Cuando le llegó el turno a Bosch, el recepcionista vio una nota en su reserva e hizo una llamada. En seguida apareció el jefe de seguridad del turno de día, que se presentó como Hank Meyer y le aseguró a Harry que podía contar con la completa colaboración del hotel y el casino.
– Tony Aliso era un cliente muy apreciado -explicó Meyer-. Queremos hacer todo lo posible para ayudar, aunque dudo mucho que su muerte guarde alguna relación con su estancia aquí. Nuestro establecimiento es el más limpio del desierto.
– Ya lo sé -le tranquilizó Bosch-. Y también sé que no quieren manchar su reputación. No espero encontrar nada en el Mirage, pero tengo que dar todos los pasos. ¿De acuerdo?
– De acuerdo.
– ¿Lo conocía?
– No, yo llevo en el turno de día desde que empecé hace tres años. Por lo que me han dicho, el señor Aliso jugaba de noche.
Meyer tenía unos treinta años y la nueva imagen que el Mirage, y toda Las Vegas, deseaba proyectar al mundo. El encargado de seguridad explicó que el hotel había precintado la habitación donde se había alojado Aliso para que pudiera ser inspeccionada. A continuación le entregó la llave a Bosch y le pidió que la devolviera en cuanto hubiese terminado. Meyer agregó que los crupieres y los corredores de apuestas que trabajaban en el turno de noche estaban a su disposición. Dada la frecuencia de sus visitas, todos ellos conocían a Tony Aliso.

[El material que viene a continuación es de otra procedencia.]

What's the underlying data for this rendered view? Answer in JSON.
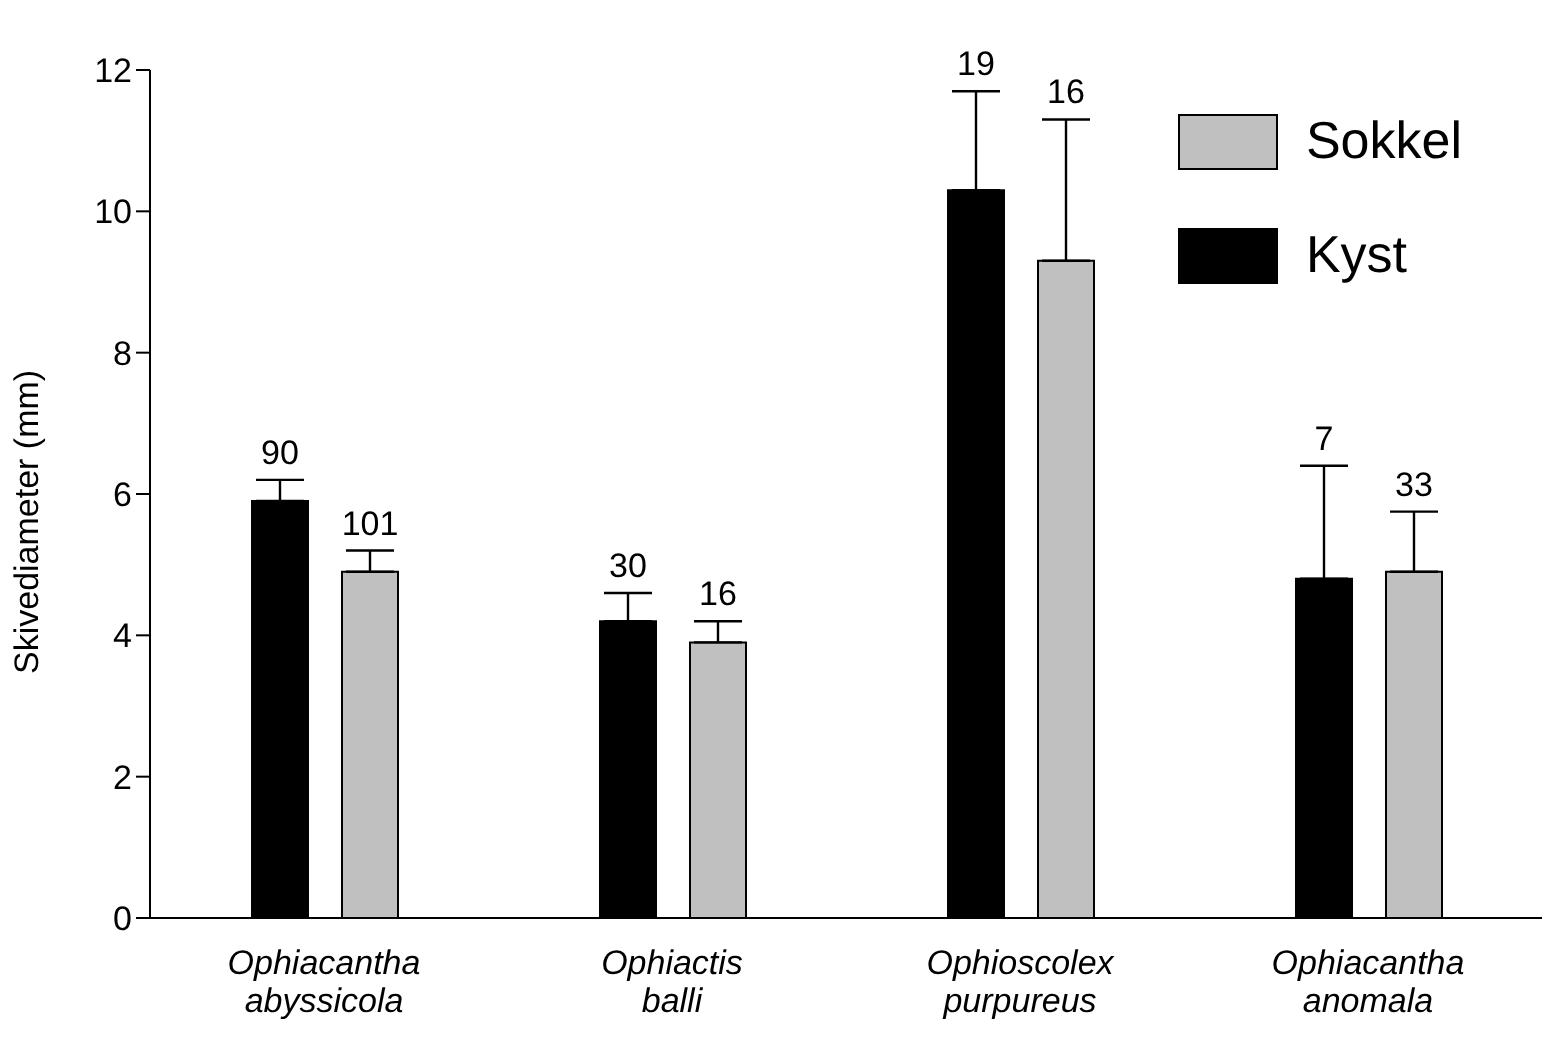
{
  "chart_data": {
    "type": "bar",
    "ylabel": "Skivediameter (mm)",
    "categories": [
      "Ophiacantha abyssicola",
      "Ophiactis balli",
      "Ophioscolex purpureus",
      "Ophiacantha anomala"
    ],
    "series": [
      {
        "name": "Kyst",
        "color": "#000000",
        "values": [
          5.9,
          4.2,
          10.3,
          4.8
        ],
        "errors": [
          [
            5.9,
            6.2
          ],
          [
            4.2,
            4.6
          ],
          [
            10.3,
            11.7
          ],
          [
            4.8,
            6.4
          ]
        ]
      },
      {
        "name": "Sokkel",
        "color": "#c0c0c0",
        "values": [
          4.9,
          3.9,
          9.3,
          4.9
        ],
        "errors": [
          [
            4.9,
            5.2
          ],
          [
            3.9,
            4.2
          ],
          [
            9.3,
            11.3
          ],
          [
            4.9,
            5.75
          ]
        ]
      }
    ],
    "annotations": [
      "90",
      "101",
      "30",
      "16",
      "19",
      "16",
      "7",
      "33"
    ],
    "ylim": [
      0,
      12
    ],
    "yticks": [
      0,
      2,
      4,
      6,
      8,
      10,
      12
    ],
    "grid": false,
    "legend": "top right"
  }
}
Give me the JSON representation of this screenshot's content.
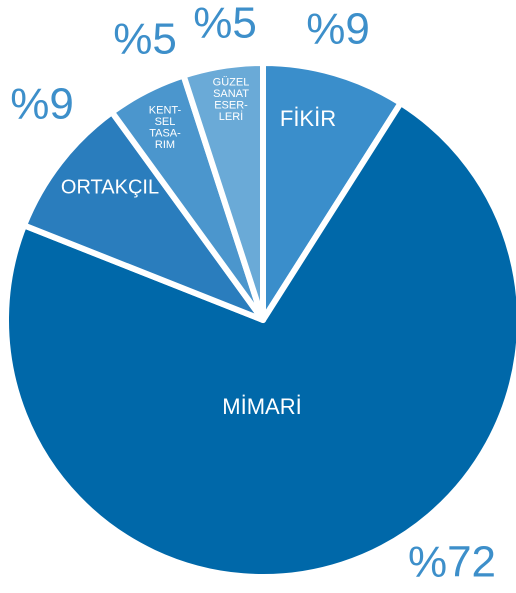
{
  "chart_data": {
    "type": "pie",
    "categories": [
      [
        "FİKİR"
      ],
      [
        "MİMARİ"
      ],
      [
        "ORTAKÇIL"
      ],
      [
        "KENT-",
        "SEL",
        "TASA-",
        "RIM"
      ],
      [
        "GÜZEL",
        "SANAT",
        "ESER-",
        "LERİ"
      ]
    ],
    "values": [
      9,
      72,
      9,
      5,
      5
    ],
    "value_labels": [
      "%9",
      "%72",
      "%9",
      "%5",
      "%5"
    ],
    "colors": [
      "#3a8ecb",
      "#0068a9",
      "#2a7dbd",
      "#4b96cd",
      "#6aaad7"
    ]
  }
}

– ¿Hay una cámara encima de las mesas de póquer?
– Em… sí.
– Si tienen un vídeo de la noche del jueves al viernes, me gustaría verlo.
– ¿Cómo no?
Bosch quedó con Meyer en la oficina de seguridad a las cuatro, hora en que cambiaban los turnos del casino y los crupieres que conocían a Aliso entraban a trabajar. Así también podría echarle un vistazo a la cinta de vigilancia de las mesas de póquer.
Unos minutos más tarde Bosch se hallaba solo, sentado en la cama de su habitación. El cuarto era más pequeño de lo que esperaba pero no podía quejarse; era el más cómodo y bonito que había visto en Las Vegas. Harry cogió el teléfono, se lo puso en el regazo y llamó a la División de Hollywood para averiguar cómo iban las cosas.